Não há dúvidas de que a produção agropecuária brasileira precisa prosperar. Esse é um imperativo para todo o mundo. E o caminho que o Brasil deve escolher para fazer isso é aumentar a sua produtividade, isso é, produzir mais utilizando menos terra. Existem caminhos para isso. A Embrapa tem desenvolvido técnicas interessantes que demonstram que é possível aumentar a produtividade e o lucro, compatibilizando culturas, como no caso da integração lavoura-pecuária. Outro estudo recém pela ESALQ demonstra que produzir um pé de tomate em uma área completamente desmatada custa ao produtor R$ 5. Já o mesmo pé de tomate produzido em associação a uma floresta custa apenas R% 0,50. Como isso acontece? Simples: a presença da floresta melhora a qualidade do solo, da água e a oferta de polinizadores. Ou seja, os “serviços” que a floresta oferece ajudam a melhorar e a reduzir custos de produção.

Aldo Rebelo e muitos outros congressistas não conseguem enxergar que o próprio agronegócio é diretamente dependente da rica biodiversidade brasileira e dos serviços ambientais que ela nos oferece: solo, água, polinizadores, regulação do clima, controle das inundações, de doenças e pragas, e assim por diante. E quanto menos floresta, menores são as garantias de que a natureza vai continuar nos oferecendo esses serviços, fazendo com que, a longo prazo, a pujança desse mesmo agronegócio que eles defendem hoje, tenda a entrar em colapso no futuro.

O deputado menciona que “o Brasil perdeu mais de 23 milhões de hectares de agricultura e pecuária, em dez anos, para unidades de conservação, terras indígenas e expansão urbana”. Curiosamente, ele escreve isso no mesmo mês em que o Programa das Nações Unidas lançou um estudo dizendo que as 700 unidades de conservação brasileiras podem render ao país cerca de R$ 6 bilhões por ano, se forem bem implementadas. Qual negócio pode ser mais interessante para o Brasil?
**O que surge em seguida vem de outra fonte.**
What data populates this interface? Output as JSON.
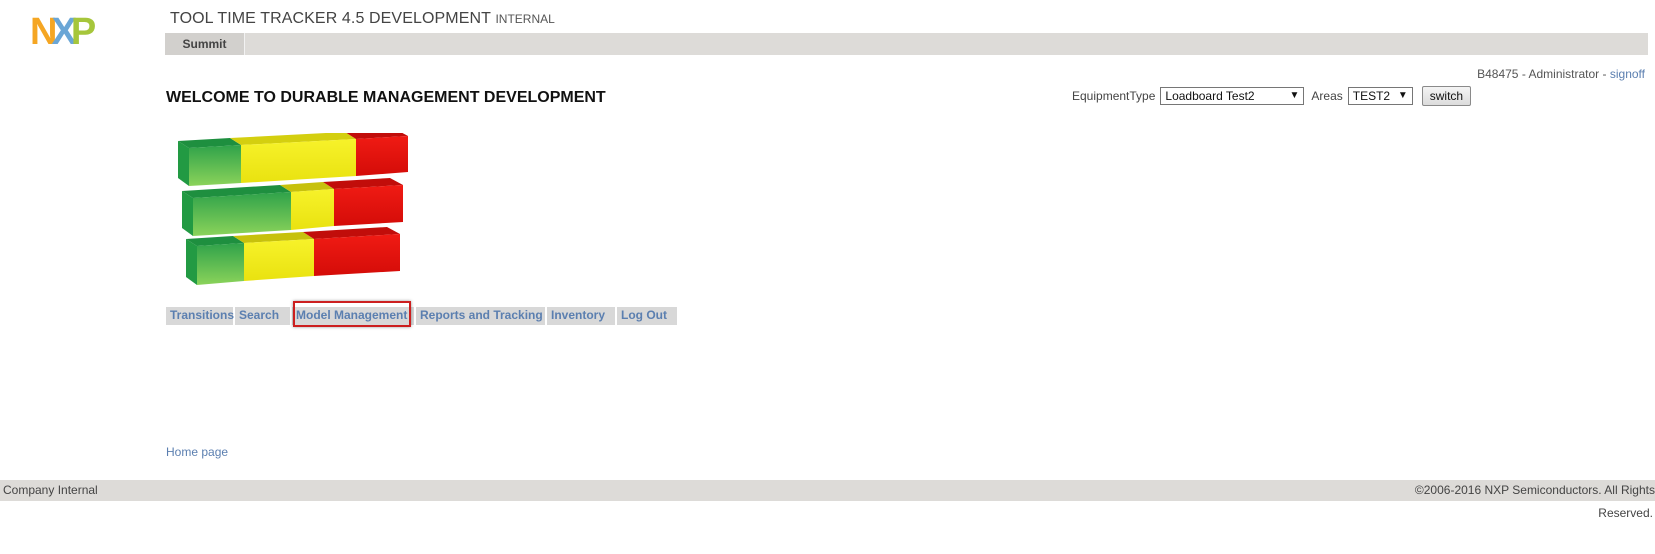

Não podemos ainda ficar paralisados no discurso de que aos países desenvolvidos pouco importa o tamanho da nossa Reserva Legal ou da “metragem” da mata ciliar – como mencionou o deputado em seu artigo. Os países desenvolvidos não têm e nem nunca tiveram a riqueza biológica que um país “megadiverso” como o Brasil detém. A responsabilidade de pensar em um modelo de desenvolvimento econômico que valorize o agronegócio e outras atividades que respeitem o nosso patrimônio natural, que é a nossa maior fonte de riqueza, é nossa.

Anistiar quem desmatou, permitir o avanço do desmatamento sobre áreas sensíveis e diminuir a cobertura florestal das propriedades agrícolas significa não enxergar o verdadeiro valor e o potencial do nosso imenso patrimônio natural. Falta ao agronegócio a ousadia de buscar, investir e implantar técnicas para aumentar a produtividade e diminuir a demanda por novos desmatamentos.

Espero que a sociedade brasileira tenha um olhar mais sensível do que tiveram os nossos deputados para tratar dessa questão. Espero que a nossa sociedade se mobilize, se informe, se indigne e ajude a influenciar as próximas etapas desse processo!

* Erika Guimarães é bióloga, consultora na área ambiental, mãe do Théo, que tem dois anos e anda bastante preocupada com a possibilidade de o seu filho crescer sem poder conhecer o que é uma floresta…

** Publicado originalmente no site Agência Carta Maior.